There are several ways in which D3 affects the processes of conception and pregnancy maintenance and, therefore, deficiency can have adverse effects. D3 is involved in the process of inducing ovulation. It is also released by the uterine lining as the embryo enters the uterus and controls several of the genes involved with embryo implantation. Once conception occurs, it helps to organize the immune cells of the uterus, which are responsible for fighting off infections while preserving the pregnancy. A deficiency can also result in gestational hypertension and diabetes, both of which can result in miscarriage.
How Deficiency Can Affect Fertility Treatment Outcomes
There are several ways in which D3 deficiency can affect fertility. However, supplements don’t always improve the response to fertility treatments.
Polycystic Ovary Syndrome
Women with polycystic ovary syndrome (PCOS) have trouble getting pregnant because they don’t ovulate regularly. Therefore, fertility treatments are focused on inducing ovulation. As much as 85 percent of women who suffer from PCOS are deficient in D3. Along with a variety of drug treatments available for this condition, D3 supplementation can improve the prognosis for PCOS infertility treatment.

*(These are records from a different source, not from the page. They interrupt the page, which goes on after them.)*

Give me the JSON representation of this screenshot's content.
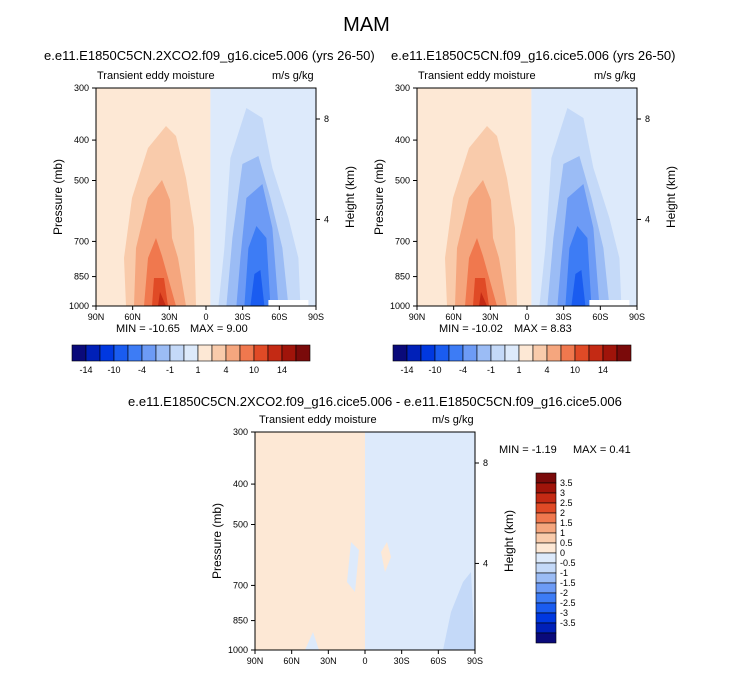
{
  "figure_title": "MAM",
  "palette": {
    "levels": [
      -14,
      -12,
      -10,
      -8,
      -6,
      -4,
      -2,
      -1,
      0,
      1,
      2,
      4,
      6,
      8,
      10,
      12,
      14
    ],
    "colors": [
      "#0a0a7a",
      "#0020b8",
      "#0038e0",
      "#1a5cf0",
      "#3d7cf5",
      "#6d9bf5",
      "#9bbcf5",
      "#c4d9f8",
      "#ddeafb",
      "#fde8d5",
      "#f9cbab",
      "#f5a67e",
      "#f0784e",
      "#e04a26",
      "#c42a14",
      "#a0140a",
      "#7a0a0a"
    ]
  },
  "diff_palette": {
    "colors": [
      "#0a0a7a",
      "#0020b8",
      "#0038e0",
      "#1a5cf0",
      "#3d7cf5",
      "#6d9bf5",
      "#9bbcf5",
      "#c4d9f8",
      "#ddeafb",
      "#fde8d5",
      "#f9cbab",
      "#f5a67e",
      "#f0784e",
      "#e04a26",
      "#c42a14",
      "#a0140a",
      "#7a0a0a"
    ],
    "labels": [
      "3.5",
      "3",
      "2.5",
      "2",
      "1.5",
      "1",
      "0.5",
      "0",
      "-0.5",
      "-1",
      "-1.5",
      "-2",
      "-2.5",
      "-3",
      "-3.5"
    ]
  },
  "panels": [
    {
      "title": "e.e11.E1850C5CN.2XCO2.f09_g16.cice5.006 (yrs 26-50)",
      "left_label": "Transient eddy moisture",
      "right_label": "m/s g/kg",
      "min_text": "MIN = -10.65",
      "max_text": "MAX =   9.00"
    },
    {
      "title": "e.e11.E1850C5CN.f09_g16.cice5.006 (yrs 26-50)",
      "left_label": "Transient eddy moisture",
      "right_label": "m/s g/kg",
      "min_text": "MIN = -10.02",
      "max_text": "MAX =   8.83"
    },
    {
      "title": "e.e11.E1850C5CN.2XCO2.f09_g16.cice5.006 - e.e11.E1850C5CN.f09_g16.cice5.006",
      "left_label": "Transient eddy moisture",
      "right_label": "m/s g/kg",
      "min_text": "MIN =  -1.19",
      "max_text": "MAX =   0.41"
    }
  ],
  "axes": {
    "ylabel": "Pressure (mb)",
    "y2label": "Height (km)",
    "pressure_ticks": [
      "300",
      "400",
      "500",
      "700",
      "850",
      "1000"
    ],
    "height_ticks": [
      "8",
      "4"
    ],
    "lat_ticks": [
      "90N",
      "60N",
      "30N",
      "0",
      "30S",
      "60S",
      "90S"
    ]
  },
  "colorbar_labels": [
    "-14",
    "-10",
    "-4",
    "-1",
    "1",
    "4",
    "10",
    "14"
  ],
  "chart_data": [
    {
      "type": "heatmap",
      "title": "e.e11.E1850C5CN.2XCO2.f09_g16.cice5.006 (yrs 26-50)",
      "xlabel": "",
      "ylabel": "Pressure (mb)",
      "y2label": "Height (km)",
      "x_ticks": [
        "90N",
        "60N",
        "30N",
        "0",
        "30S",
        "60S",
        "90S"
      ],
      "y_ticks": [
        300,
        400,
        500,
        700,
        850,
        1000
      ],
      "min": -10.65,
      "max": 9.0,
      "levels": [
        -14,
        -12,
        -10,
        -8,
        -6,
        -4,
        -2,
        -1,
        0,
        1,
        2,
        4,
        6,
        8,
        10,
        12,
        14
      ]
    },
    {
      "type": "heatmap",
      "title": "e.e11.E1850C5CN.f09_g16.cice5.006 (yrs 26-50)",
      "xlabel": "",
      "ylabel": "Pressure (mb)",
      "y2label": "Height (km)",
      "x_ticks": [
        "90N",
        "60N",
        "30N",
        "0",
        "30S",
        "60S",
        "90S"
      ],
      "y_ticks": [
        300,
        400,
        500,
        700,
        850,
        1000
      ],
      "min": -10.02,
      "max": 8.83,
      "levels": [
        -14,
        -12,
        -10,
        -8,
        -6,
        -4,
        -2,
        -1,
        0,
        1,
        2,
        4,
        6,
        8,
        10,
        12,
        14
      ]
    },
    {
      "type": "heatmap",
      "title": "e.e11.E1850C5CN.2XCO2.f09_g16.cice5.006 - e.e11.E1850C5CN.f09_g16.cice5.006",
      "xlabel": "",
      "ylabel": "Pressure (mb)",
      "y2label": "Height (km)",
      "x_ticks": [
        "90N",
        "60N",
        "30N",
        "0",
        "30S",
        "60S",
        "90S"
      ],
      "y_ticks": [
        300,
        400,
        500,
        700,
        850,
        1000
      ],
      "min": -1.19,
      "max": 0.41,
      "levels": [
        -3.5,
        -3,
        -2.5,
        -2,
        -1.5,
        -1,
        -0.5,
        0,
        0.5,
        1,
        1.5,
        2,
        2.5,
        3,
        3.5
      ]
    }
  ]
}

Endometriosis involves the spread of uterine lining tissue to other areas of the abdominal cavity. Up to 40 percent of women who suffer from infertility have endometriosis. Although D3 deficiency has been found to be a causative factor in endometriosis, supplementation has not been found to increase fertility.
Myomas are benign fibroid tumors that, depending on their location, can interfere with fertility. Deficiencies in D3 levels can result in an increased risk for fibroids and supplementation has been found to decrease the risk of new tumor formation. Therefore, D3 supplements can increase the probability of conception following surgical fibroid removal.
D3 deficiency can cause both low sperm count and poor motility, which can result in male infertility. Research has shown that supplements can improve semen quality and, consequently, improve male fertility.
In Vitro Fertilization
In Vitro fertilization (IVF) involves the introduction into the uterus of an embryo that has developed from an egg that was fertilized in the laboratory. Women who are deficient in vitamin D tend to experience only 25 percent as much success with IVF treatments as women who have adequate levels. Unfortunately, research has not been able to demonstrate a link between supplements and improved IVF outcome.